Back in the US, many schools are using technology to forge meaningful, long-lasting, global online connections.

To do so, says researcher Robin Flanigan, they’re satisfying curiosity that can’t be cured by textbooks, learning international diplomacy and cultivating tolerance and compassion as they learn that other countries may not, for example, enjoy access to superior bandwidth or hi-tech gadgets.

All of these acquired skills pave the way for the development of critical thinking. At South Plantation High School in Fort Lauderdale, Florida, for example, students started speaking to peers around the globe five years ago. In that time they’ve made friends with earthquake survivors in Haiti, widows in Afghanistan and indentured servants in Pakistan. Since 2012, they’ve communicated with a school in Nagoya, Japan, and with students in a Yemeni refugee camp.

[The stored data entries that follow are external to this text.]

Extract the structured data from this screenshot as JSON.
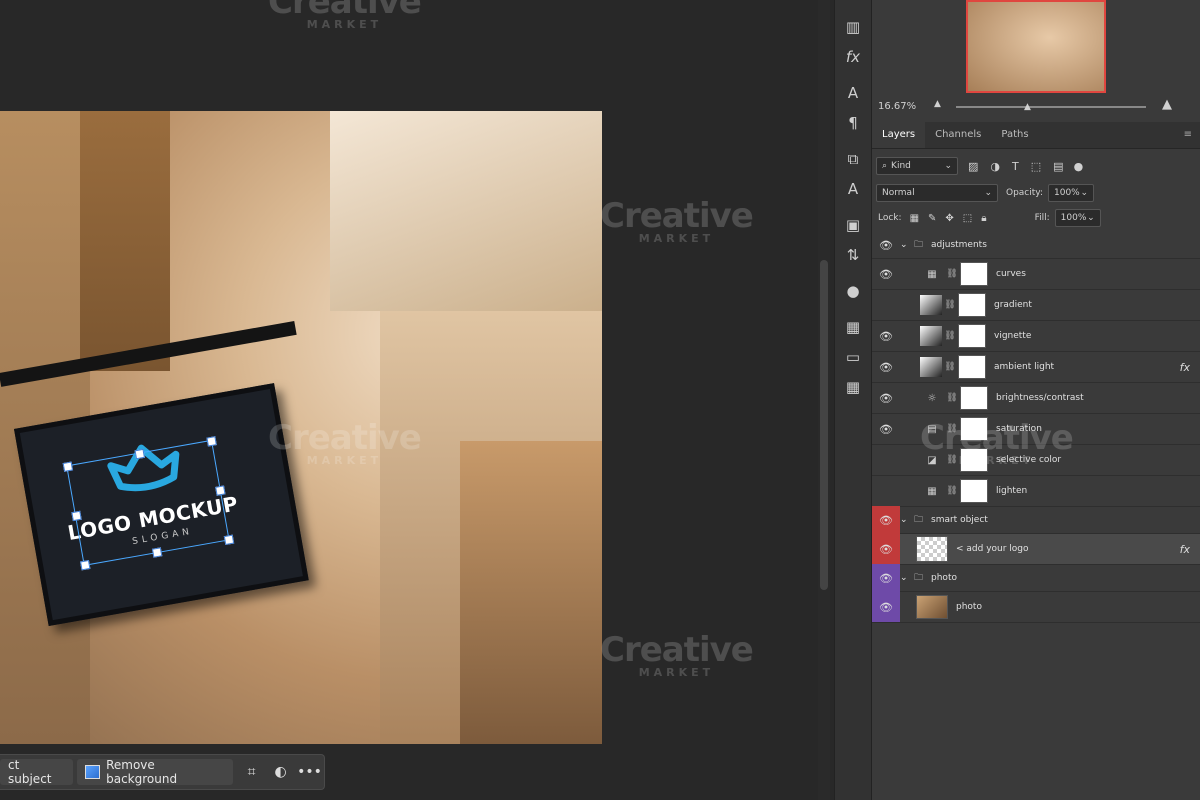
{
  "contextbar": {
    "select_subject": "ct subject",
    "remove_background": "Remove background",
    "more": "•••"
  },
  "canvas": {
    "sign_text": "LOGO MOCKUP",
    "sign_slogan": "SLOGAN"
  },
  "navigator": {
    "zoom": "16.67%"
  },
  "panel_tabs": [
    "Layers",
    "Channels",
    "Paths"
  ],
  "filter": {
    "kind": "Kind"
  },
  "blend": {
    "mode": "Normal",
    "opacity_label": "Opacity:",
    "opacity_value": "100%",
    "lock_label": "Lock:",
    "fill_label": "Fill:",
    "fill_value": "100%"
  },
  "layers": [
    {
      "name": "adjustments",
      "type": "group"
    },
    {
      "name": "curves",
      "type": "adj",
      "visible": true
    },
    {
      "name": "gradient",
      "type": "adj",
      "visible": false
    },
    {
      "name": "vignette",
      "type": "adj",
      "visible": true
    },
    {
      "name": "ambient light",
      "type": "adj",
      "visible": true,
      "fx": "fx"
    },
    {
      "name": "brightness/contrast",
      "type": "adj",
      "visible": true
    },
    {
      "name": "saturation",
      "type": "adj",
      "visible": true
    },
    {
      "name": "selective color",
      "type": "adj",
      "visible": false
    },
    {
      "name": "lighten",
      "type": "adj",
      "visible": false
    },
    {
      "name": "smart object",
      "type": "group",
      "color": "#c13a3a"
    },
    {
      "name": "< add your logo",
      "type": "smart",
      "fx": "fx"
    },
    {
      "name": "photo",
      "type": "group",
      "color": "#6e4aa8"
    },
    {
      "name": "photo",
      "type": "image"
    }
  ],
  "watermark": {
    "word": "Creative",
    "sub": "MARKET"
  },
  "colors": {
    "bg": "#282828",
    "panel": "#3a3a3a",
    "accent_red": "#c13a3a",
    "accent_purple": "#6e4aa8",
    "logo_blue": "#29a8e0"
  }
}
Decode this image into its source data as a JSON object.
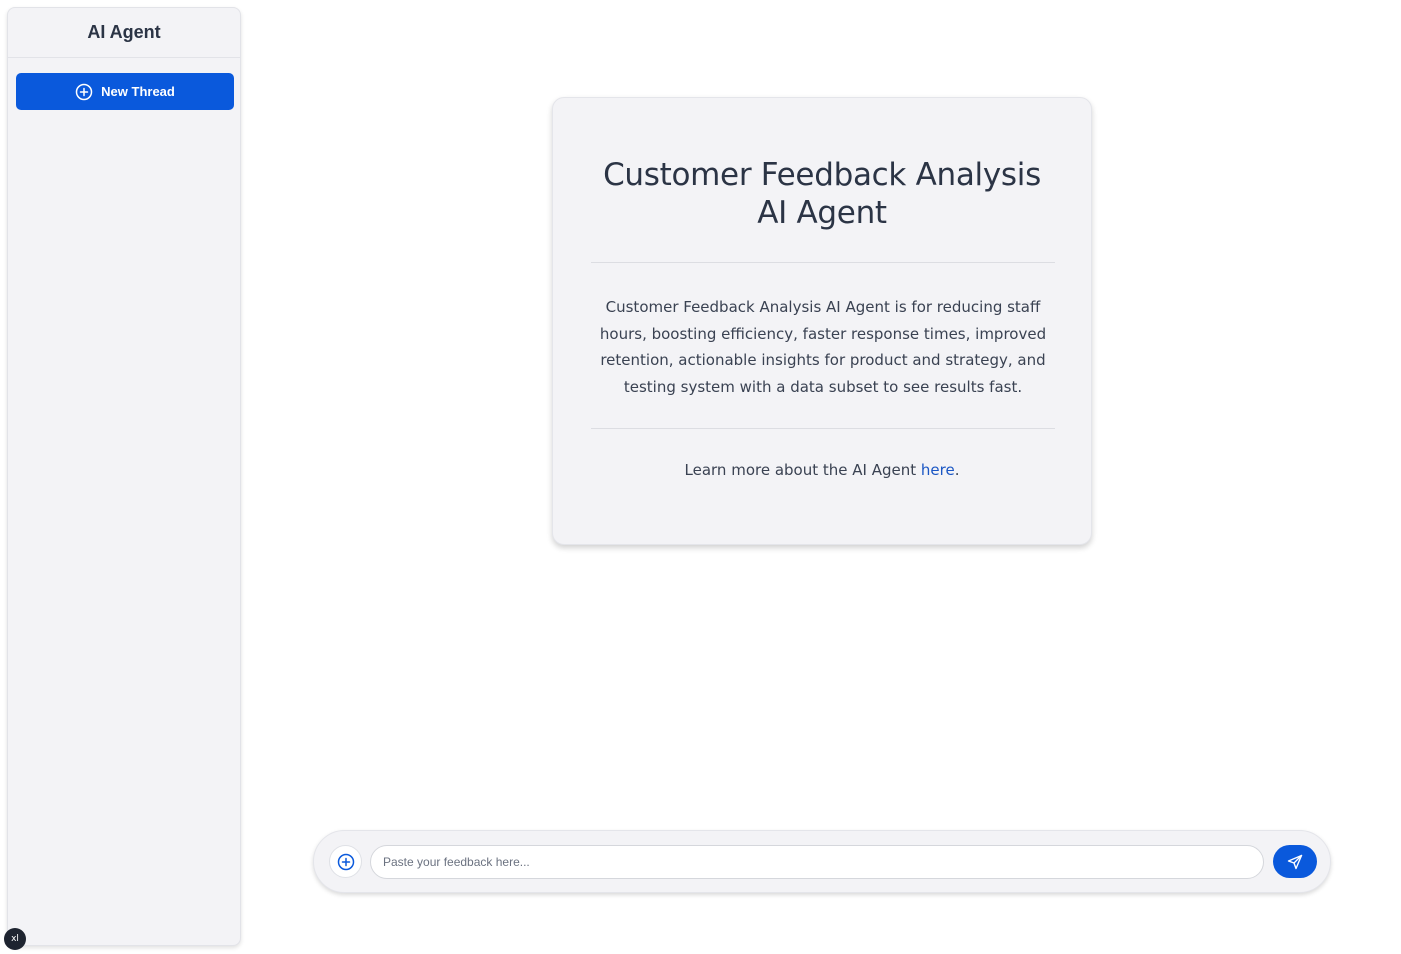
{
  "sidebar": {
    "title": "AI Agent",
    "new_thread_label": "New Thread"
  },
  "card": {
    "title": "Customer Feedback Analysis AI Agent",
    "description": "Customer Feedback Analysis AI Agent is for reducing staff hours, boosting efficiency, faster response times, improved retention, actionable insights for product and strategy, and testing system with a data subset to see results fast.",
    "learn_prefix": "Learn more about the AI Agent ",
    "learn_link": "here",
    "learn_suffix": "."
  },
  "composer": {
    "placeholder": "Paste your feedback here...",
    "value": ""
  },
  "badge": {
    "label": "xl"
  },
  "icons": {
    "new_thread": "plus-circle-icon",
    "attach": "plus-circle-icon",
    "send": "send-icon"
  },
  "colors": {
    "primary": "#0a59dc",
    "link": "#1a56c4",
    "panel_bg": "#f3f3f6",
    "text": "#2b3445"
  }
}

At Mount Carmel Area High School in Mount Carmel, Pennsylvania, 400 students from Australia, Canada, England, Germany and South Korea are involved in online projects with Suzie Nestico’s social sciences students. Nestico is the project manager for the Flat Classroom Project, an international collaborative effort that links schools all around the world. She’s also started a course called 21st Century Global Studies that requires students to work together on projects like editing wiki pages. Bill L. Williams Elementary School in Bakersfield, California decided to use the ePals social learning network to link his classroom with those in Iceland, Norway and Singapore. EPals joins more than half a million classrooms in more than 200 countries and territories.

And students at John F. Kennedy Middle School in Port Jefferson, New York, have formed close bonds with young people orphaned by the colossal earthquake that hit Haiti in 2010. The relationships provide important psychological links, report all the teachers, but plenty of light-hearted moments too. Says Nestico, two years ago, during an education-related trip to Mumbai, India, she had to hastily hide T-shirts that ‘exclaimed’ “Holy cow!”, because cows are considered sacred animals in India.